Today Americans are again calling for interventions in Cuba. Their leaders seem to agree, if somewhat vaguely. 

Florida’s Governor Ron Desantis, for example, demands “tightening the screws” against the Cuban regime; U.S. Senator Marco Rubio appeals for increased action from the Biden administration; U.S. Representative Val Demings insists that the Biden administration “stand” with the Cuban protestors. 

Because of such demands, the Biden administration is considering ways to restore the internet to Cuba. The Cuban government disrupted internet service, used by protestors to organize. 

It remains unclear, however, if today’s protestors want or need U.S. intervention. 

Born in the 1980s and 1990s, now in their twenties, thirties, and forties, these protestors have seen the Cuban state break its contract with the people. 

For better than thirty years, the Castro regime offered a quid pro quo: We will give you the necessities of life, as well as health care and education; in exchange, you will refrain from dissent.  

But the Soviet Union collapsed in 1991, ending billions in subsidies for Cuba. The result was the Special Period, a time of intense of economic privation. 

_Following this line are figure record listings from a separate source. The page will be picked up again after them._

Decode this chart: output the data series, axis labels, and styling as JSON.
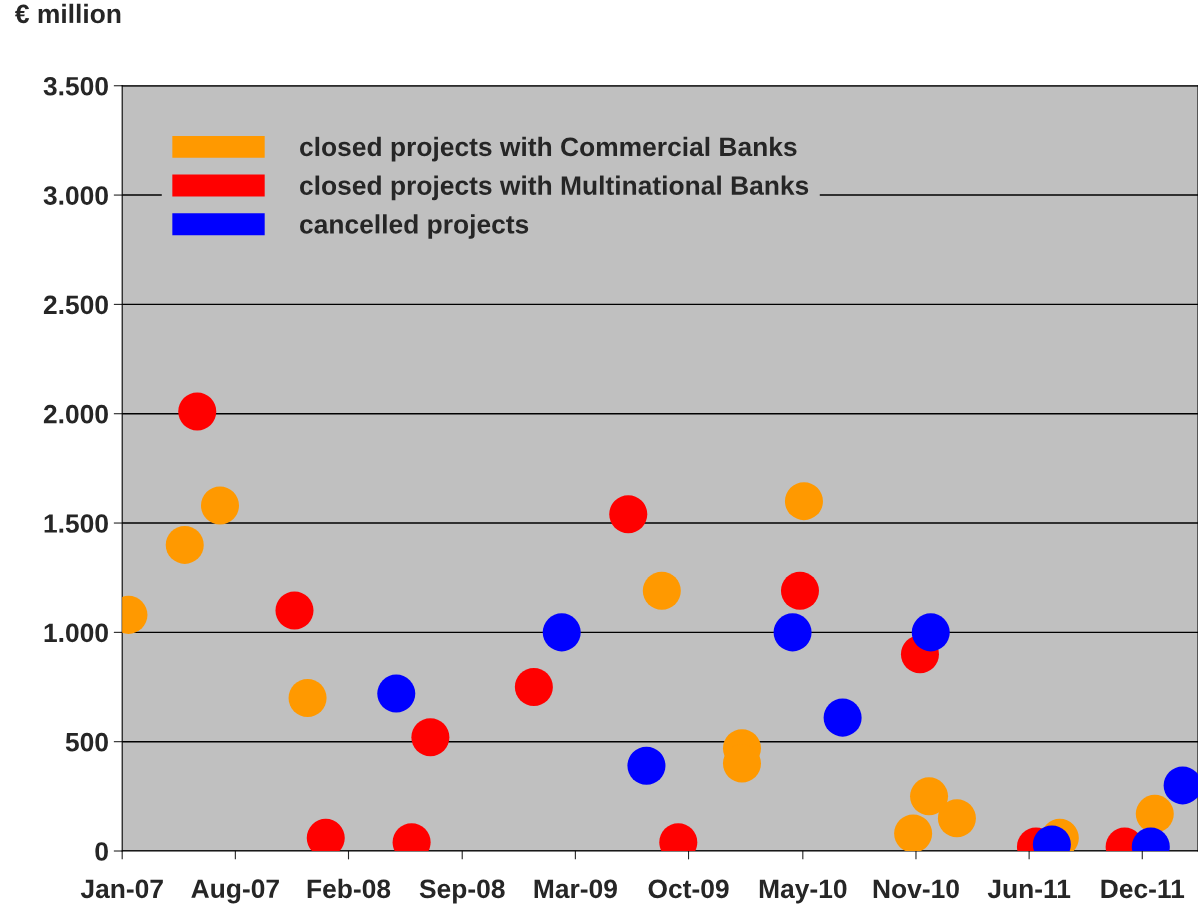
{
  "chart_data": {
    "type": "scatter",
    "ylabel": "€ million",
    "xlim": [
      "2007-01-20",
      "2012-03-26"
    ],
    "xticks": [
      {
        "value": "2007-01-20",
        "label": "Jan-07"
      },
      {
        "value": "2007-08-07",
        "label": "Aug-07"
      },
      {
        "value": "2008-02-22",
        "label": "Feb-08"
      },
      {
        "value": "2008-09-09",
        "label": "Sep-08"
      },
      {
        "value": "2009-03-27",
        "label": "Mar-09"
      },
      {
        "value": "2009-10-12",
        "label": "Oct-09"
      },
      {
        "value": "2010-05-01",
        "label": "May-10"
      },
      {
        "value": "2010-11-16",
        "label": "Nov-10"
      },
      {
        "value": "2011-06-03",
        "label": "Jun-11"
      },
      {
        "value": "2011-12-19",
        "label": "Dec-11"
      }
    ],
    "ylim": [
      0,
      3500
    ],
    "yticks": [
      0,
      500,
      {
        "value": 1000,
        "label": "1.000"
      },
      {
        "value": 1500,
        "label": "1.500"
      },
      {
        "value": 2000,
        "label": "2.000"
      },
      {
        "value": 2500,
        "label": "2.500"
      },
      {
        "value": 3000,
        "label": "3.000"
      },
      {
        "value": 3500,
        "label": "3.500"
      }
    ],
    "grid": "y",
    "legend": "top left",
    "marker": "circle",
    "series": [
      {
        "name": "closed projects with Commercial Banks",
        "color": "#ff9900",
        "x": [
          "2007-01-31",
          "2007-05-10",
          "2007-07-11",
          "2007-12-12",
          "2009-08-26",
          "2010-01-14",
          "2010-01-14",
          "2010-05-03",
          "2010-11-11",
          "2010-12-09",
          "2011-01-27",
          "2011-07-27",
          "2012-01-10"
        ],
        "values": [
          1080,
          1400,
          1580,
          700,
          1190,
          470,
          400,
          1600,
          80,
          250,
          150,
          60,
          170
        ]
      },
      {
        "name": "closed projects with Multinational Banks",
        "color": "#ff0000",
        "x": [
          "2007-06-01",
          "2007-11-19",
          "2008-01-13",
          "2008-06-12",
          "2008-07-15",
          "2009-01-13",
          "2009-06-28",
          "2009-09-24",
          "2010-04-26",
          "2010-11-23",
          "2011-06-15",
          "2011-11-18"
        ],
        "values": [
          2010,
          1100,
          60,
          40,
          520,
          750,
          1540,
          40,
          1190,
          900,
          20,
          20
        ]
      },
      {
        "name": "cancelled projects",
        "color": "#0000ff",
        "x": [
          "2008-05-16",
          "2009-03-03",
          "2009-07-30",
          "2010-04-13",
          "2010-07-10",
          "2010-12-12",
          "2011-07-13",
          "2012-01-03",
          "2012-02-28"
        ],
        "values": [
          720,
          1000,
          390,
          1000,
          610,
          1000,
          30,
          20,
          300
        ]
      }
    ]
  }
}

Eventually, the Castros admitted their economic failures and instituted reforms. Most significantly for this generation, the government allowed Cubans to operate private businesses, rather than rely on the state for their livelihoods. 

know these Cubans. They tend to be younger and better educated. They all operate businesses, legal and illegal. 

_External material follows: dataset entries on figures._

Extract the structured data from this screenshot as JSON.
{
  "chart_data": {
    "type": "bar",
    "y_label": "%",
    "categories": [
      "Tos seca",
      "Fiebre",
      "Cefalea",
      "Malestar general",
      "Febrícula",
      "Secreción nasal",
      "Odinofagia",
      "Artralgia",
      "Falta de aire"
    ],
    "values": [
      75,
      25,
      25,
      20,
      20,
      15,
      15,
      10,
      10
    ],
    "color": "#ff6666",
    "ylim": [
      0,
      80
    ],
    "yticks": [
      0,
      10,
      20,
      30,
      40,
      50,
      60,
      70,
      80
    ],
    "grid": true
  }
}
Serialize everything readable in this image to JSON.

They have smartphones and use WhatsApp to do business and organize politically.

They are what we might call “inclusive,” drawing support from Cubans of colors.  

They want greater freedom of expression and support the San Isidro Movement. 

They are not anti-American; most have family and friends who live in the U.S. 

But they loathe the U.S. embargo every bit as much as they reject socialist planning; they know that both make their lives more burdensome, their opportunities fewer. 

And they feel betrayed by the United States government. In 2015, President Obama promised a new relationship between Havana and Washington, D.C. But President Trump reneged on that promise, in part to appease the Cuban-American community. The Biden administration shows no sign of returning to Obama’s path. 

This could be Cuba’s new revolutionary generation. Will America’s leaders refrain from interventions and allow them to create a new nation for themselves?  

History suggests that this will be difficult for Americans to do. 

History also suggests that it may be necessary.